Tam o anlarda tıp merkezinin koridorlarında bir kargaşa yaşandı ve çok sayıda doktor, odanın önünden kocaman bir ceset taşıyarak geçti.
Isla şaşırdı, “Harry Brown?” tereddütle sordu ve yanında oturan Matt'e baktı.
Ona gülümsedi.
“Şans yüzüme güldü ve o piçi yerleştirdi. Onun şu anki durumu seninkinden on kat daha kötü, bu yüzden içiniz rahat olsun.” Matt onu şaşkına çevirerek cevap verdi.
Gözyaşları kendini tutamadı ve gözlerinde birikerek boğazında küçük bir yumru oluşmasına neden oldu.
Daha sonra ağlayarak yanına koştu ve ona sıkıca sarıldı.
“vaaa! Teşekkürler Matt, teşekkürler!”
Matt'in bunu kendisi için yaptığını anlamıştı; belki başı belaya girebilirdi ama yine de bunu onun intikamını almak için yaptı. Bu onu kalbinde iyi hissettirdi ve ağlarken ona defalarca teşekkür etmekten kendini alamadı.
Bu yüzden uykuya dalıncaya kadar yoğun bir şekilde ağlamaktan kendini alamadı.
Matt buna gülümsedi ve içini çekti.
Düşünceli göründüğü için bulunduğu odadan çıktı ve odasına geri döndü.
Saatler geçtikçe gece çökmeye başladı ama Matt uyumadı. Pencereden dışarı bakmaya devam etti.
Bir süre Alice'in ona gönderdiği jetona baktı, ama hiçbir şey tahmin edemediği için içini çekti.
Sonunda maçları ve olası rakiplerini düşünmeye odaklandı.
Bunlardan yalnızca biri tehlikeliydi; Bir sonraki turda sırası kendisine gelse hedefine ulaşamadan kaybedebilirdi.
'5.000 güce sahip bir vampir tehlikelidir. Lonca eğitmeninden daha güçlü olduğunu ve ana silahının kılıç olduğunu hissedebiliyordum. Kılıçlarla dövüşme konusunda büyük tecrübem olmasına rağmen onun kullandığı dövüş sanatı bildiklerimden farklıydı.' Matt düşündü ve kaşlarını çattı.

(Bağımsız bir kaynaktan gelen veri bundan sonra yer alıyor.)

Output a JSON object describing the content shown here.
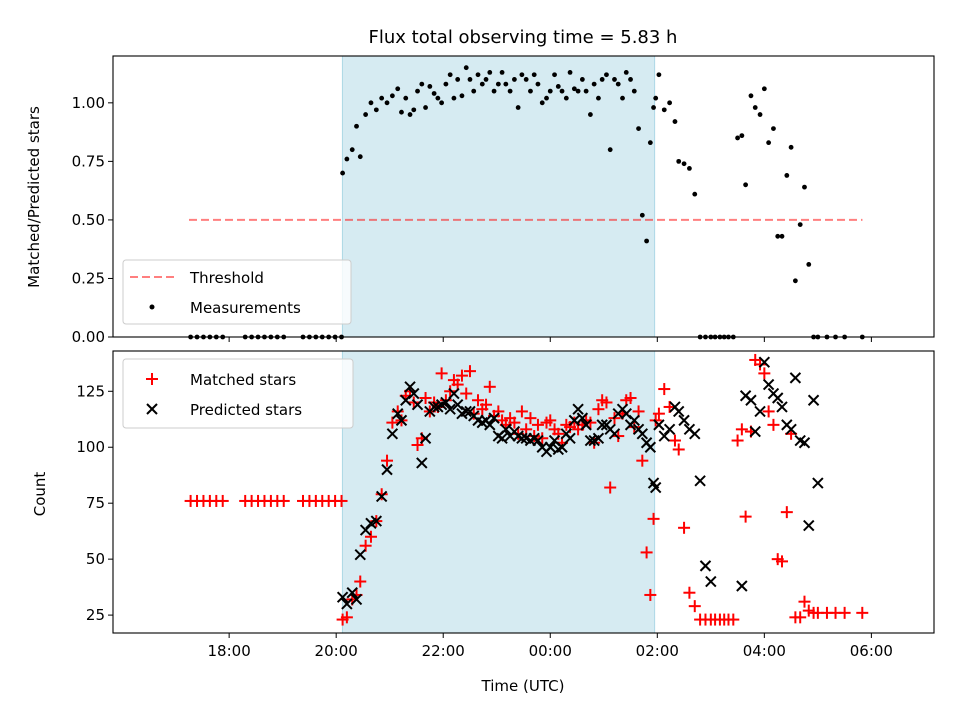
{
  "chart_data": [
    {
      "type": "scatter",
      "title": "Flux total observing time = 5.83 h",
      "xlabel": "",
      "ylabel": "Matched/Predicted stars",
      "x_unit": "hours since 00:00 UTC (17:00 = -7)",
      "xlim": [
        -8.17,
        7.17
      ],
      "ylim": [
        0,
        1.2
      ],
      "yticks": [
        0.0,
        0.25,
        0.5,
        0.75,
        1.0
      ],
      "ytick_labels": [
        "0.00",
        "0.25",
        "0.50",
        "0.75",
        "1.00"
      ],
      "shaded_interval": {
        "start": "20:07",
        "end": "01:57",
        "color": "#add8e6"
      },
      "threshold": {
        "name": "Threshold",
        "value": 0.5,
        "x_start": "17:15",
        "x_end": "05:50",
        "color": "#ff0000"
      },
      "legend": {
        "position": "lower-left",
        "entries": [
          "Threshold",
          "Measurements"
        ]
      },
      "series": [
        {
          "name": "Measurements",
          "color": "#000000",
          "marker": "dot",
          "x": [
            -6.72,
            -6.6,
            -6.48,
            -6.36,
            -6.24,
            -6.12,
            -5.7,
            -5.58,
            -5.46,
            -5.34,
            -5.22,
            -5.1,
            -4.98,
            -4.62,
            -4.5,
            -4.38,
            -4.26,
            -4.14,
            -4.02,
            -3.9,
            -3.88,
            -3.8,
            -3.7,
            -3.62,
            -3.55,
            -3.45,
            -3.35,
            -3.25,
            -3.15,
            -3.05,
            -2.95,
            -2.85,
            -2.78,
            -2.7,
            -2.62,
            -2.55,
            -2.48,
            -2.4,
            -2.33,
            -2.25,
            -2.17,
            -2.1,
            -2.03,
            -1.95,
            -1.87,
            -1.8,
            -1.73,
            -1.65,
            -1.57,
            -1.5,
            -1.43,
            -1.35,
            -1.27,
            -1.2,
            -1.13,
            -1.05,
            -0.97,
            -0.9,
            -0.83,
            -0.75,
            -0.67,
            -0.6,
            -0.53,
            -0.45,
            -0.37,
            -0.3,
            -0.23,
            -0.15,
            -0.07,
            0.0,
            0.08,
            0.15,
            0.22,
            0.3,
            0.37,
            0.45,
            0.52,
            0.6,
            0.67,
            0.75,
            0.82,
            0.9,
            0.97,
            1.05,
            1.12,
            1.2,
            1.27,
            1.35,
            1.42,
            1.5,
            1.57,
            1.65,
            1.72,
            1.8,
            1.87,
            1.93,
            1.97,
            2.03,
            2.13,
            2.23,
            2.33,
            2.4,
            2.5,
            2.6,
            2.7,
            2.8,
            2.9,
            3.0,
            3.08,
            3.17,
            3.25,
            3.33,
            3.42,
            3.5,
            3.58,
            3.65,
            3.75,
            3.83,
            3.92,
            4.0,
            4.08,
            4.17,
            4.25,
            4.33,
            4.42,
            4.5,
            4.58,
            4.67,
            4.75,
            4.83,
            4.92,
            5.0,
            5.17,
            5.33,
            5.5,
            5.83
          ],
          "y": [
            0,
            0,
            0,
            0,
            0,
            0,
            0,
            0,
            0,
            0,
            0,
            0,
            0,
            0,
            0,
            0,
            0,
            0,
            0,
            0,
            0.7,
            0.76,
            0.8,
            0.9,
            0.77,
            0.95,
            1.0,
            0.97,
            1.02,
            1.0,
            1.03,
            1.06,
            0.96,
            1.02,
            0.95,
            0.97,
            1.05,
            1.08,
            0.98,
            1.07,
            1.04,
            1.02,
            1.0,
            1.08,
            1.12,
            1.02,
            1.1,
            1.03,
            1.15,
            1.1,
            1.05,
            1.12,
            1.08,
            1.1,
            1.13,
            1.05,
            1.08,
            1.13,
            1.08,
            1.05,
            1.1,
            0.98,
            1.12,
            1.1,
            1.05,
            1.12,
            1.08,
            1.0,
            1.02,
            1.05,
            1.12,
            1.07,
            1.05,
            1.02,
            1.13,
            1.06,
            1.05,
            1.1,
            1.05,
            0.95,
            1.08,
            1.02,
            1.1,
            1.12,
            0.8,
            1.1,
            1.08,
            1.02,
            1.13,
            1.1,
            1.05,
            0.89,
            0.52,
            0.41,
            0.83,
            0.98,
            1.02,
            1.12,
            0.97,
            1.0,
            0.92,
            0.75,
            0.74,
            0.72,
            0.61,
            0,
            0,
            0,
            0,
            0,
            0,
            0,
            0,
            0.85,
            0.86,
            0.65,
            1.03,
            0.98,
            0.95,
            1.06,
            0.83,
            0.89,
            0.43,
            0.43,
            0.69,
            0.81,
            0.24,
            0.48,
            0.64,
            0.31,
            0,
            0,
            0,
            0,
            0,
            0
          ]
        }
      ]
    },
    {
      "type": "scatter",
      "title": "",
      "xlabel": "Time (UTC)",
      "ylabel": "Count",
      "x_unit": "hours since 00:00 UTC (17:00 = -7)",
      "xlim": [
        -8.17,
        7.17
      ],
      "ylim": [
        17,
        143
      ],
      "yticks": [
        25,
        50,
        75,
        100,
        125
      ],
      "ytick_labels": [
        "25",
        "50",
        "75",
        "100",
        "125"
      ],
      "xticks": [
        -6,
        -4,
        -2,
        0,
        2,
        4,
        6
      ],
      "xtick_labels": [
        "18:00",
        "20:00",
        "22:00",
        "00:00",
        "02:00",
        "04:00",
        "06:00"
      ],
      "shaded_interval": {
        "start": "20:07",
        "end": "01:57",
        "color": "#add8e6"
      },
      "legend": {
        "position": "top-left",
        "entries": [
          "Matched stars",
          "Predicted stars"
        ]
      },
      "series": [
        {
          "name": "Matched stars",
          "color": "#ff0000",
          "marker": "plus",
          "x": [
            -6.72,
            -6.6,
            -6.48,
            -6.36,
            -6.24,
            -6.12,
            -5.7,
            -5.58,
            -5.46,
            -5.34,
            -5.22,
            -5.1,
            -4.98,
            -4.62,
            -4.5,
            -4.38,
            -4.26,
            -4.14,
            -4.02,
            -3.9,
            -3.88,
            -3.8,
            -3.7,
            -3.62,
            -3.55,
            -3.45,
            -3.35,
            -3.25,
            -3.15,
            -3.05,
            -2.95,
            -2.85,
            -2.78,
            -2.7,
            -2.62,
            -2.55,
            -2.48,
            -2.4,
            -2.33,
            -2.25,
            -2.17,
            -2.1,
            -2.03,
            -1.95,
            -1.87,
            -1.8,
            -1.73,
            -1.65,
            -1.57,
            -1.5,
            -1.43,
            -1.35,
            -1.27,
            -1.2,
            -1.13,
            -1.05,
            -0.97,
            -0.9,
            -0.83,
            -0.75,
            -0.67,
            -0.6,
            -0.53,
            -0.45,
            -0.37,
            -0.3,
            -0.23,
            -0.15,
            -0.07,
            0.0,
            0.08,
            0.15,
            0.22,
            0.3,
            0.37,
            0.45,
            0.52,
            0.6,
            0.67,
            0.75,
            0.82,
            0.9,
            0.97,
            1.05,
            1.12,
            1.2,
            1.27,
            1.35,
            1.42,
            1.5,
            1.57,
            1.65,
            1.72,
            1.8,
            1.87,
            1.93,
            1.97,
            2.03,
            2.13,
            2.23,
            2.33,
            2.4,
            2.5,
            2.6,
            2.7,
            2.8,
            2.9,
            3.0,
            3.08,
            3.17,
            3.25,
            3.33,
            3.42,
            3.5,
            3.58,
            3.65,
            3.75,
            3.83,
            3.92,
            4.0,
            4.08,
            4.17,
            4.25,
            4.33,
            4.42,
            4.5,
            4.58,
            4.67,
            4.75,
            4.83,
            4.92,
            5.0,
            5.17,
            5.33,
            5.5,
            5.83
          ],
          "y": [
            76,
            76,
            76,
            76,
            76,
            76,
            76,
            76,
            76,
            76,
            76,
            76,
            76,
            76,
            76,
            76,
            76,
            76,
            76,
            76,
            23,
            24,
            32,
            34,
            40,
            56,
            60,
            67,
            79,
            94,
            111,
            116,
            112,
            123,
            125,
            120,
            101,
            104,
            122,
            116,
            120,
            118,
            133,
            121,
            125,
            130,
            128,
            132,
            124,
            134,
            115,
            121,
            117,
            119,
            127,
            114,
            116,
            112,
            110,
            113,
            111,
            106,
            116,
            108,
            113,
            105,
            110,
            104,
            111,
            112,
            108,
            106,
            102,
            110,
            109,
            111,
            108,
            110,
            112,
            111,
            102,
            117,
            121,
            120,
            82,
            113,
            105,
            115,
            121,
            122,
            109,
            116,
            94,
            53,
            34,
            68,
            112,
            115,
            126,
            118,
            103,
            99,
            64,
            35,
            29,
            23,
            23,
            23,
            23,
            23,
            23,
            23,
            23,
            103,
            108,
            69,
            107,
            139,
            137,
            133,
            116,
            110,
            50,
            49,
            71,
            106,
            24,
            24,
            31,
            27,
            26,
            26,
            26,
            26,
            26,
            26
          ]
        },
        {
          "name": "Predicted stars",
          "color": "#000000",
          "marker": "x",
          "x": [
            -3.88,
            -3.8,
            -3.7,
            -3.62,
            -3.55,
            -3.45,
            -3.35,
            -3.25,
            -3.15,
            -3.05,
            -2.95,
            -2.85,
            -2.78,
            -2.7,
            -2.62,
            -2.55,
            -2.48,
            -2.4,
            -2.33,
            -2.25,
            -2.17,
            -2.1,
            -2.03,
            -1.95,
            -1.87,
            -1.8,
            -1.73,
            -1.65,
            -1.57,
            -1.5,
            -1.43,
            -1.35,
            -1.27,
            -1.2,
            -1.13,
            -1.05,
            -0.97,
            -0.9,
            -0.83,
            -0.75,
            -0.67,
            -0.6,
            -0.53,
            -0.45,
            -0.37,
            -0.3,
            -0.23,
            -0.15,
            -0.07,
            0.0,
            0.08,
            0.15,
            0.22,
            0.3,
            0.37,
            0.45,
            0.52,
            0.6,
            0.67,
            0.75,
            0.82,
            0.9,
            0.97,
            1.05,
            1.12,
            1.2,
            1.27,
            1.35,
            1.42,
            1.5,
            1.57,
            1.65,
            1.72,
            1.8,
            1.87,
            1.93,
            1.97,
            2.03,
            2.13,
            2.23,
            2.33,
            2.4,
            2.5,
            2.6,
            2.7,
            2.8,
            2.9,
            3.0,
            3.58,
            3.65,
            3.75,
            3.83,
            3.92,
            4.0,
            4.08,
            4.17,
            4.25,
            4.33,
            4.42,
            4.5,
            4.58,
            4.67,
            4.75,
            4.83,
            4.92,
            5.0
          ],
          "y": [
            33,
            30,
            35,
            32,
            52,
            63,
            66,
            67,
            78,
            90,
            106,
            115,
            112,
            121,
            127,
            124,
            119,
            93,
            104,
            116,
            118,
            118,
            119,
            120,
            117,
            124,
            119,
            115,
            116,
            116,
            114,
            112,
            111,
            112,
            110,
            113,
            105,
            104,
            108,
            105,
            107,
            105,
            104,
            104,
            103,
            104,
            103,
            100,
            98,
            100,
            103,
            99,
            100,
            106,
            104,
            112,
            117,
            113,
            110,
            103,
            103,
            104,
            110,
            110,
            108,
            106,
            115,
            117,
            115,
            110,
            112,
            108,
            106,
            102,
            100,
            84,
            82,
            110,
            105,
            108,
            118,
            116,
            112,
            108,
            106,
            85,
            47,
            40,
            38,
            123,
            121,
            107,
            116,
            138,
            128,
            124,
            122,
            118,
            110,
            108,
            131,
            103,
            102,
            65,
            121,
            84
          ]
        }
      ]
    }
  ]
}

'Geldiğimde, o adamın bir güç geliştirme yüzüğü olduğunu da duydum.' Düşündü ve Gray'in ona verdiği yüzüğü çıkardı.
'5.000'in üzerinde güce sahip olana kadar onu kullanamam… Bu, o adamın onu zaten kullanabileceği anlamına geliyor.' Düşüncelerinin dağılmasına izin vererek, o adamı yenmenin bir yolunu bulmaya çalışarak düşündü.